Can you list ten of these problems if there are a lot of them?

1 comments

Sure:

- consensus

- distributed computation

- statefulness

- peer to peer identity

- peer to peer reputation of nodes

- resistance against many classic failure modes (e.g. Sybil attacks)

- peer to peer source of truth (e.g. Namecoin/DNScoin)

- verifiable code execution (smart contracts)

- immutability/ tamper proof

- and (obviously) peer to peer payments

Granted, some of these overlap with each other, but the point still stands. The pearl clutching over cryptocurrency seems extremely inauthentic when you consider the vast sums of energy tech giants expend to target us with ads.

> The pearl clutching over cryptocurrency seems extremely inauthentic when you consider the vast sums of energy tech giants expend to target us with ads.

The amount of energy they expend on ads is dwarfed by the amount of energy spent on doing the amount of "distributed computation" that can be run on a Raspberry Pi ten times over.
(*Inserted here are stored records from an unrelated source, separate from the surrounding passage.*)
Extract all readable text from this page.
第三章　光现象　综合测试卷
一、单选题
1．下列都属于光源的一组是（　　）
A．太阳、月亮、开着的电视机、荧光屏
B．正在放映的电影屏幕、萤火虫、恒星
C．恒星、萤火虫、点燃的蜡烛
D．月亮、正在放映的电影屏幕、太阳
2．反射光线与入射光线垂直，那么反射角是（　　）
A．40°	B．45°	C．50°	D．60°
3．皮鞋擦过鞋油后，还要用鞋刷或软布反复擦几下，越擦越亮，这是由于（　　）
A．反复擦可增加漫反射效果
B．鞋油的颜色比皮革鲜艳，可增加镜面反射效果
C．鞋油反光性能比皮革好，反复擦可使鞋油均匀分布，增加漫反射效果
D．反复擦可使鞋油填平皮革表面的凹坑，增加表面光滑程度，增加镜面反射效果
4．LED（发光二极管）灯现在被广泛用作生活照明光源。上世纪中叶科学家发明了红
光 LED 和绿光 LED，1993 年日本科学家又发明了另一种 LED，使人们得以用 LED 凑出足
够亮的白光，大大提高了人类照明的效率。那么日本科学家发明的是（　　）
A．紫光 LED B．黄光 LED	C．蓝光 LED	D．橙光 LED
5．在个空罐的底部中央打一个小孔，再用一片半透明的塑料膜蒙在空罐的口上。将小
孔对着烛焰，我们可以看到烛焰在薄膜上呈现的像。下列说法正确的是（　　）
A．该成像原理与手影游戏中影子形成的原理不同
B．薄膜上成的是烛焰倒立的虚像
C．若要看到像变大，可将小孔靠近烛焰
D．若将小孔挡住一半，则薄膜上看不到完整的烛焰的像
Most of the problems that this "breakthrough" supposedly solves are solved either extremely poorly, inefficiently, or not at all.

And the reason is simple. Blockchain is a distributed append-only log with an extremely inefficient and expensive way to append logs to it. And that's it. Anything else you ascribe to this breakthrough is wishful thinking.

Excuse me? The only concept blockchain introduced was a distributed ledger. Most of those advantages you listed were already present in distributed computing way before blockchain paper was out, it's what blockchain was based on, not what it brought about. Distributed databases like Cassandra were using those even before bitcoin, please educate yourself before spreading misinformation.